Il ministro Dario Franceschini, nel corso della direzione del Partito Democratico, ha chiesto di rivedere l’Italicum subito dopo l’esito del referendum, come se il funzionamento del Governo (forma di governo) e il sistema elettorale fossero due questioni distinte, separabili, indipendenti l’una dall’altra. Neanche per sogno. È giusto che gli elettori al referendum di ottobre siano messi al corrente prima sul sistema elettorale della Camera. Infatti, la riforma della Costituzione rafforza il ruolo del Governo, ma il Governo è più o meno forte a seconda di quanto premiante è il sistema elettorale.
Matteo Renzi è irremovibile sulle richieste di modifica dell’Italicum, che fioccano da tutte le parti, partendo dal presupposto che, se si semplifica il sistema dei partiti, premiandone soprattutto uno, il più votato, si mettono le basi per un Governo solidissimo, sorretto da una maggioranza coesa. Non fa una grinza l’assunto. Renzi guarda a Westminster, ma Westminster non è Montecitorio e la Gran Bretagna non è l’Italia. Da noi poi non ci sono solo wighs e tories, ma anche gli “onesti” grillini, gli euroscettici salviniani, i cespugli della sinistra: un emiciclo molto più articolato.
Se Renzi pensa di torcere il sistema politico italiano usando il grimaldello del sistema elettorale, per fini di semplificazione della partitocrazia, fa un grande errore. È vero che con il sistema elettorale si può implementare la formazione di una maggioranza, ma non c’è solo la maggioranza, perché i partiti hanno anche il compito di rappresentare le diversità di una comunità. L’Italia, poi, non è la Gran Bretagna. Non ha l’identità nazionale e l’omogeneità propria della Gran Bretagna. La testarda irremovibilità di Renzi sul punto aggrava le accuse, pretestuose, di “autoritarismo” della riforma costituzionale. Queste rischiano infatti di trovare conferma proprio, e soprattutto, nei personali comportamenti “autoritari” del segretario del Pd.
La modifica dell’Italicum, con l’introduzione del premio di maggioranza alla coalizione, indebolirebbe invece il tentativo di confondere i giusti obiettivi di rafforzamento del Governo con le ingiustificate accuse di “autoritarismo” della riforma costituzionale.

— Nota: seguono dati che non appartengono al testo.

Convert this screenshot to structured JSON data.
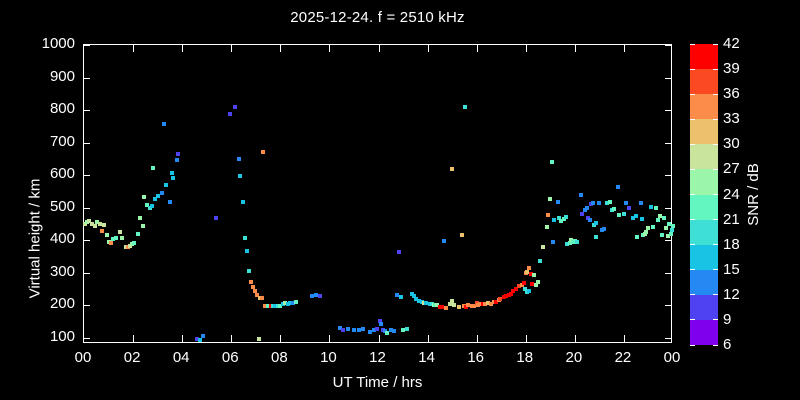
{
  "title": "2025-12-24. f = 2510 kHz",
  "axes": {
    "y_label": "Virtual height / km",
    "x_label": "UT Time / hrs",
    "y_ticks": [
      1000,
      900,
      800,
      700,
      600,
      500,
      400,
      300,
      200,
      100
    ],
    "x_ticks": [
      "00",
      "02",
      "04",
      "06",
      "08",
      "10",
      "12",
      "14",
      "16",
      "18",
      "20",
      "22",
      "00"
    ]
  },
  "colorbar": {
    "label": "SNR / dB",
    "tick_values": [
      42,
      39,
      36,
      33,
      30,
      27,
      24,
      21,
      18,
      15,
      12,
      9,
      6
    ],
    "range": [
      6,
      42
    ],
    "colors_top_to_bottom": [
      "#FF0000",
      "#FB4A21",
      "#FB8C4A",
      "#EDC06C",
      "#C9E49B",
      "#9CF6A9",
      "#63F6C1",
      "#3EDFD5",
      "#18C3E4",
      "#2489F2",
      "#4F42F1",
      "#7E00EC"
    ]
  },
  "chart_data": {
    "type": "scatter",
    "title": "2025-12-24. f = 2510 kHz",
    "xlabel": "UT Time / hrs",
    "ylabel": "Virtual height / km",
    "xlim": [
      0,
      24
    ],
    "ylim": [
      100,
      1000
    ],
    "grid": false,
    "colorbar_label": "SNR / dB",
    "colorbar_range": [
      6,
      42
    ],
    "point_format": [
      "ut_hour",
      "virtual_height_km",
      "snr_db"
    ],
    "points": [
      [
        0.02,
        450,
        28.5
      ],
      [
        0.12,
        455,
        25.5
      ],
      [
        0.22,
        458,
        28.5
      ],
      [
        0.32,
        450,
        28.5
      ],
      [
        0.45,
        445,
        28.5
      ],
      [
        0.55,
        456,
        25.5
      ],
      [
        0.65,
        450,
        28.5
      ],
      [
        0.72,
        428,
        34.5
      ],
      [
        0.82,
        448,
        28.5
      ],
      [
        0.92,
        416,
        25.5
      ],
      [
        1.0,
        394,
        25.5
      ],
      [
        1.1,
        392,
        34.5
      ],
      [
        1.2,
        404,
        22.5
      ],
      [
        1.3,
        406,
        22.5
      ],
      [
        1.45,
        427,
        28.5
      ],
      [
        1.56,
        408,
        25.5
      ],
      [
        1.7,
        380,
        28.5
      ],
      [
        1.8,
        378,
        34.5
      ],
      [
        1.88,
        382,
        28.5
      ],
      [
        1.95,
        390,
        25.5
      ],
      [
        2.05,
        392,
        22.5
      ],
      [
        2.2,
        418,
        22.5
      ],
      [
        2.3,
        470,
        25.5
      ],
      [
        2.42,
        444,
        25.5
      ],
      [
        2.45,
        534,
        25.5
      ],
      [
        2.57,
        508,
        22.5
      ],
      [
        2.7,
        498,
        19.5
      ],
      [
        2.78,
        505,
        16.5
      ],
      [
        2.8,
        623,
        22.5
      ],
      [
        2.9,
        528,
        16.5
      ],
      [
        3.0,
        536,
        16.5
      ],
      [
        3.17,
        544,
        13.5
      ],
      [
        3.27,
        756,
        13.5
      ],
      [
        3.34,
        569,
        16.5
      ],
      [
        3.5,
        518,
        13.5
      ],
      [
        3.57,
        608,
        16.5
      ],
      [
        3.62,
        592,
        16.5
      ],
      [
        3.79,
        647,
        13.5
      ],
      [
        3.85,
        664,
        10.5
      ],
      [
        4.6,
        97,
        10.5
      ],
      [
        4.72,
        94,
        16.5
      ],
      [
        4.85,
        105,
        13.5
      ],
      [
        5.38,
        470,
        10.5
      ],
      [
        5.95,
        787,
        10.5
      ],
      [
        6.17,
        810,
        10.5
      ],
      [
        6.3,
        649,
        13.5
      ],
      [
        6.37,
        598,
        16.5
      ],
      [
        6.49,
        518,
        16.5
      ],
      [
        6.55,
        408,
        19.5
      ],
      [
        6.64,
        367,
        16.5
      ],
      [
        6.74,
        306,
        19.5
      ],
      [
        6.82,
        272,
        34.5
      ],
      [
        6.9,
        258,
        34.5
      ],
      [
        6.98,
        244,
        34.5
      ],
      [
        7.06,
        232,
        34.5
      ],
      [
        7.12,
        96,
        28.5
      ],
      [
        7.17,
        224,
        31.5
      ],
      [
        7.24,
        222,
        34.5
      ],
      [
        7.28,
        672,
        34.5
      ],
      [
        7.38,
        198,
        34.5
      ],
      [
        7.5,
        199,
        22.5
      ],
      [
        7.6,
        199,
        40.5
      ],
      [
        7.7,
        197,
        19.5
      ],
      [
        7.8,
        198,
        16.5
      ],
      [
        7.9,
        198,
        19.5
      ],
      [
        8.0,
        198,
        22.5
      ],
      [
        8.1,
        204,
        16.5
      ],
      [
        8.2,
        206,
        25.5
      ],
      [
        8.3,
        204,
        16.5
      ],
      [
        8.4,
        208,
        16.5
      ],
      [
        8.5,
        209,
        13.5
      ],
      [
        8.65,
        212,
        22.5
      ],
      [
        9.3,
        228,
        13.5
      ],
      [
        9.45,
        233,
        13.5
      ],
      [
        9.6,
        230,
        10.5
      ],
      [
        10.45,
        130,
        13.5
      ],
      [
        10.57,
        125,
        10.5
      ],
      [
        10.75,
        128,
        13.5
      ],
      [
        11.0,
        126,
        13.5
      ],
      [
        11.2,
        126,
        13.5
      ],
      [
        11.35,
        129,
        13.5
      ],
      [
        11.65,
        118,
        13.5
      ],
      [
        11.8,
        124,
        13.5
      ],
      [
        11.95,
        127,
        10.5
      ],
      [
        12.05,
        152,
        10.5
      ],
      [
        12.12,
        143,
        13.5
      ],
      [
        12.18,
        125,
        10.5
      ],
      [
        12.28,
        120,
        13.5
      ],
      [
        12.35,
        115,
        22.5
      ],
      [
        12.5,
        124,
        13.5
      ],
      [
        12.62,
        122,
        13.5
      ],
      [
        13.0,
        125,
        22.5
      ],
      [
        13.15,
        128,
        19.5
      ],
      [
        12.75,
        232,
        13.5
      ],
      [
        12.9,
        226,
        16.5
      ],
      [
        12.82,
        364,
        10.5
      ],
      [
        13.38,
        236,
        16.5
      ],
      [
        13.45,
        228,
        16.5
      ],
      [
        13.52,
        220,
        16.5
      ],
      [
        13.65,
        214,
        16.5
      ],
      [
        13.76,
        212,
        16.5
      ],
      [
        13.85,
        208,
        28.5
      ],
      [
        13.95,
        208,
        16.5
      ],
      [
        14.08,
        205,
        16.5
      ],
      [
        14.18,
        204,
        19.5
      ],
      [
        14.25,
        201,
        25.5
      ],
      [
        14.32,
        200,
        22.5
      ],
      [
        14.4,
        200,
        25.5
      ],
      [
        14.5,
        196,
        40.5
      ],
      [
        14.6,
        195,
        40.5
      ],
      [
        14.75,
        192,
        34.5
      ],
      [
        14.9,
        203,
        28.5
      ],
      [
        15.0,
        214,
        28.5
      ],
      [
        15.07,
        202,
        28.5
      ],
      [
        15.3,
        195,
        31.5
      ],
      [
        15.48,
        197,
        34.5
      ],
      [
        15.58,
        195,
        40.5
      ],
      [
        15.66,
        201,
        34.5
      ],
      [
        15.8,
        199,
        34.5
      ],
      [
        15.9,
        198,
        34.5
      ],
      [
        16.0,
        208,
        37.5
      ],
      [
        16.07,
        200,
        34.5
      ],
      [
        16.15,
        204,
        34.5
      ],
      [
        16.25,
        205,
        40.5
      ],
      [
        16.35,
        203,
        34.5
      ],
      [
        16.48,
        206,
        31.5
      ],
      [
        16.57,
        205,
        34.5
      ],
      [
        16.7,
        212,
        34.5
      ],
      [
        16.8,
        210,
        40.5
      ],
      [
        16.9,
        216,
        34.5
      ],
      [
        16.97,
        220,
        37.5
      ],
      [
        17.1,
        226,
        40.5
      ],
      [
        17.2,
        230,
        40.5
      ],
      [
        17.3,
        233,
        40.5
      ],
      [
        17.4,
        236,
        40.5
      ],
      [
        17.5,
        244,
        40.5
      ],
      [
        17.6,
        250,
        40.5
      ],
      [
        17.73,
        260,
        37.5
      ],
      [
        17.85,
        263,
        34.5
      ],
      [
        17.92,
        268,
        40.5
      ],
      [
        17.95,
        252,
        19.5
      ],
      [
        18.05,
        240,
        19.5
      ],
      [
        18.15,
        243,
        16.5
      ],
      [
        18.0,
        300,
        34.5
      ],
      [
        18.07,
        303,
        31.5
      ],
      [
        18.12,
        314,
        34.5
      ],
      [
        18.2,
        296,
        40.5
      ],
      [
        18.27,
        266,
        40.5
      ],
      [
        18.35,
        293,
        25.5
      ],
      [
        18.42,
        262,
        25.5
      ],
      [
        18.5,
        272,
        25.5
      ],
      [
        14.68,
        398,
        13.5
      ],
      [
        15.0,
        619,
        31.5
      ],
      [
        15.4,
        416,
        31.5
      ],
      [
        15.52,
        809,
        19.5
      ],
      [
        18.6,
        337,
        19.5
      ],
      [
        18.7,
        381,
        28.5
      ],
      [
        18.85,
        441,
        25.5
      ],
      [
        18.92,
        478,
        34.5
      ],
      [
        19.0,
        528,
        25.5
      ],
      [
        19.08,
        640,
        22.5
      ],
      [
        19.1,
        396,
        13.5
      ],
      [
        19.17,
        462,
        16.5
      ],
      [
        19.3,
        518,
        13.5
      ],
      [
        19.35,
        470,
        19.5
      ],
      [
        19.45,
        458,
        22.5
      ],
      [
        19.55,
        465,
        22.5
      ],
      [
        19.62,
        472,
        19.5
      ],
      [
        19.7,
        388,
        19.5
      ],
      [
        19.8,
        393,
        22.5
      ],
      [
        19.85,
        400,
        25.5
      ],
      [
        19.92,
        396,
        22.5
      ],
      [
        20.0,
        398,
        22.5
      ],
      [
        20.1,
        395,
        19.5
      ],
      [
        20.25,
        539,
        13.5
      ],
      [
        20.3,
        481,
        10.5
      ],
      [
        20.4,
        494,
        13.5
      ],
      [
        20.5,
        499,
        13.5
      ],
      [
        20.55,
        469,
        10.5
      ],
      [
        20.62,
        462,
        13.5
      ],
      [
        20.65,
        512,
        10.5
      ],
      [
        20.72,
        515,
        13.5
      ],
      [
        20.8,
        447,
        19.5
      ],
      [
        20.88,
        453,
        16.5
      ],
      [
        20.85,
        410,
        19.5
      ],
      [
        21.0,
        515,
        13.5
      ],
      [
        21.1,
        432,
        13.5
      ],
      [
        21.2,
        435,
        13.5
      ],
      [
        21.32,
        514,
        19.5
      ],
      [
        21.45,
        517,
        22.5
      ],
      [
        21.5,
        493,
        19.5
      ],
      [
        21.6,
        497,
        22.5
      ],
      [
        21.75,
        565,
        13.5
      ],
      [
        21.82,
        478,
        22.5
      ],
      [
        22.0,
        481,
        19.5
      ],
      [
        22.1,
        515,
        13.5
      ],
      [
        22.2,
        500,
        10.5
      ],
      [
        22.35,
        469,
        16.5
      ],
      [
        22.5,
        475,
        16.5
      ],
      [
        22.55,
        410,
        22.5
      ],
      [
        22.68,
        514,
        13.5
      ],
      [
        22.72,
        466,
        16.5
      ],
      [
        22.78,
        416,
        22.5
      ],
      [
        22.85,
        419,
        25.5
      ],
      [
        22.92,
        426,
        25.5
      ],
      [
        23.0,
        438,
        25.5
      ],
      [
        23.1,
        502,
        16.5
      ],
      [
        23.2,
        441,
        22.5
      ],
      [
        23.3,
        499,
        22.5
      ],
      [
        23.37,
        462,
        22.5
      ],
      [
        23.48,
        475,
        25.5
      ],
      [
        23.55,
        416,
        22.5
      ],
      [
        23.62,
        468,
        22.5
      ],
      [
        23.7,
        438,
        25.5
      ],
      [
        23.78,
        413,
        25.5
      ],
      [
        23.85,
        450,
        22.5
      ],
      [
        23.9,
        419,
        22.5
      ],
      [
        23.95,
        432,
        19.5
      ],
      [
        23.98,
        443,
        22.5
      ]
    ]
  }
}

Il premio di maggioranza alla coalizione va introdotto anche per un’altra ragione. I “populisti” hanno alzato i toni identitari, al fine di attrarre le passioni del corpo elettorale più distante dalla vita della politica. Per questo hanno accentuato le differenze e marcato nuove distinzioni, quando invece servirebbe proprio il contrario: maggiore inclusione. Del resto, lo richiede l’eccezionalità del momento, i rischi connessi al terrorismo, l’inarrestabile fenomeno delle migrazioni di massa, la Brexit.
Dal 1946 l’Italia ha avuto un sistema elettorale iperproporzionale, per conseguire le esigenze inclusive del dopoguerra, caratterizzato dalla rigida contrapposizione tra comunisti e democristiani. Dopo il 1989, l’accettazione condivisa del modello democratico e liberale ha consentito l’introduzione del maggioritario e l’avvio della democrazia dell’alternanza, secondo lo schema classico della contrapposizione destra/sinistra. Adesso, l’affermazione prorompente del Movimento 5 Stelle, assieme alla radicalizzazione delle posizioni della Lega, stanno facendo regredire quel poco di bipartitismo che si è costruito.
A giudicare dai programmi elettorali conosciuti, si confrontano quattro offerte elettorali, facenti capo a quattro differenti partiti. Il premio di maggioranza a uno solo di questi finirebbe per discriminare la stragrande maggioranza degli elettori che hanno optato per i partiti perdenti. Il risultato non è sopportabile per un Paese diviso e disomogeneo come il nostro. Se Renzi vuole vincere il referendum metta subito mano all’Italicum, prima della celebrazione del referendum. Lo può fare perché la maggioranza è vasta e aspetta soltanto un suo cenno. Fortunatamente i nostri costituenti, con lungimiranza, non hanno costituzionalizzato le regole elettorali, come qualcuno minaccia di fare, stando ai pericolosi programmi del M5S.
Il sistema elettorale va rimesso in sintonia con i recenti mutamenti del sistema politico, subito. Non si tratta di inseguire le ragioni opportunistiche di qualcuno o di contrastare le pretese dei nuovi arrivati. C’è solo da compiere una scelta oggettiva per l’equilibrio del sistema. In caso contrario, la critica, falsa, di “autoritarismo”, che viene avanzata nei confronti della riforma costituzionale, prenderà corpo e porterà il variegato fronte del “No” a vincere il referendum, rinviando per l’ennesima volta una serie di modifiche costituzionali che servono.